Environnement
Un blog sur la géo-environnement

Goldsworthy, conversations avec la nature. (2)

Bonjour,

Goldsworthy, part two. Deux vidéos, extraits du documentaire de Thomas Ridelsheimer, « L’oeuvre du temps », diffusé sur Arte, en 2005. Goldsworthy parle de son travail, et de sa « muse », la nature.

Etudiant aux Beaux Arts de Lancaster, Goldsworthy s’échappe de cet univers confiné, et sécurisant. Il se retrouve dans la nature, un environnement ouvert qui libère son énergie. L’espace lui donne un sentiment d’insécurité, nécessaire à sa création. » Un contrôle total peut tuer le travail artistique »…

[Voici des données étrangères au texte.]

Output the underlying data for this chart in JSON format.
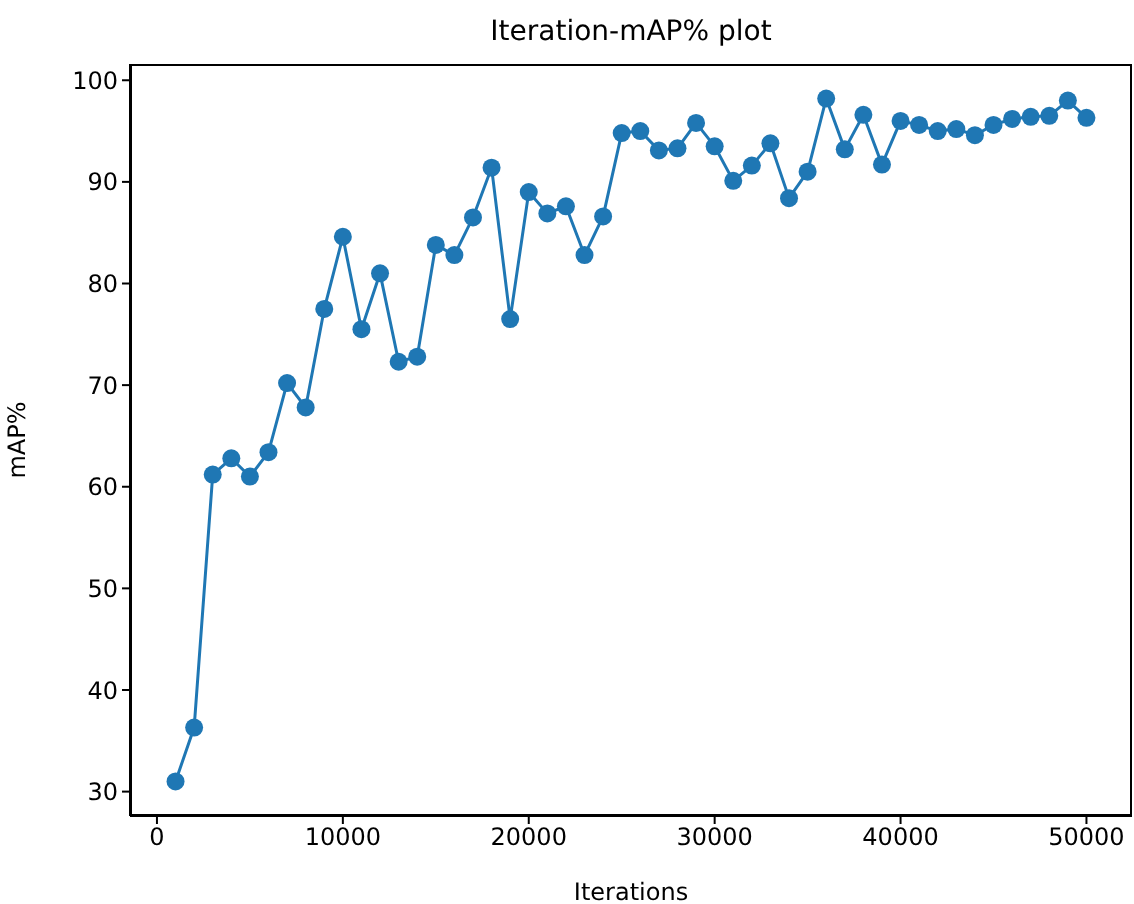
{
  "chart_data": {
    "type": "line",
    "title": "Iteration-mAP% plot",
    "xlabel": "Iterations",
    "ylabel": "mAP%",
    "x": [
      1000,
      2000,
      3000,
      4000,
      5000,
      6000,
      7000,
      8000,
      9000,
      10000,
      11000,
      12000,
      13000,
      14000,
      15000,
      16000,
      17000,
      18000,
      19000,
      20000,
      21000,
      22000,
      23000,
      24000,
      25000,
      26000,
      27000,
      28000,
      29000,
      30000,
      31000,
      32000,
      33000,
      34000,
      35000,
      36000,
      37000,
      38000,
      39000,
      40000,
      41000,
      42000,
      43000,
      44000,
      45000,
      46000,
      47000,
      48000,
      49000,
      50000
    ],
    "series": [
      {
        "color": "#1f77b4",
        "values": [
          31,
          36.3,
          61.2,
          62.8,
          61,
          63.4,
          70.2,
          67.8,
          77.5,
          84.6,
          75.5,
          81,
          72.3,
          72.8,
          83.8,
          82.8,
          86.5,
          91.4,
          76.5,
          89,
          86.9,
          87.6,
          82.8,
          86.6,
          94.8,
          95,
          93.1,
          93.3,
          95.8,
          93.5,
          90.1,
          91.6,
          93.8,
          88.4,
          91,
          98.2,
          93.2,
          96.6,
          91.7,
          96,
          95.6,
          95,
          95.2,
          94.6,
          95.6,
          96.2,
          96.4,
          96.5,
          98,
          96.3
        ]
      }
    ],
    "xlim": [
      -1450,
      52450
    ],
    "xticks": [
      0,
      10000,
      20000,
      30000,
      40000,
      50000
    ],
    "ylim": [
      27.6,
      101.6
    ],
    "yticks": [
      30,
      40,
      50,
      60,
      70,
      80,
      90,
      100
    ],
    "marker": "circle",
    "line_style": "solid",
    "grid": false,
    "legend": false
  }
}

« Je ne crois pas que la nature ait besoin de moi, mais moi j’ai besoin d’elle. » Et quand Goldsworthy s’éloigne de la nature, désoeuvré, il se sent déraciné. C’est ce contact avec l’environnement qui l’enracine. Il a besoin de travailler. Il a besoin de solitude. « Mais pour être honnête, les gens me fatiguent »…

Et joyeux Noël!

M.J


Publié le 25 décembre 2007 par marlene dans Art
Tags :: , , , ,

Goldsworthy, conversations avec la nature (1).

Bonjour,

Jean Louis Borloo et la mise en oeuvre du Grenelle de l’environnement? Les objectifs contraignants de réduction des émissions de CO² annoncés par Bruxelles ? Ou Andy Goldsworthy, une belle façon de retarder une actualité environnementale un peu grise. Goldsworthy, c’est ce sculpteur anglais qui vit et travaille en Ecosse, et qui court le monde pour y laisser des traces, souvent éphémères. Ses sculptures sont en harmonie avec l’environnement. Ses matériaux, empruntés à la nature, évoquent le provisoire des éléments naturels. La plupart de ses oeuvres sont temporaires. Goldsworthy est l’un des maîtres du Land art. Il est aussi l’un des plus filmés. En 2003, Arte lui consacre une émission. Je vous propose deux vidéos, d’une série qui en compte quatre, la suite pour plus tard.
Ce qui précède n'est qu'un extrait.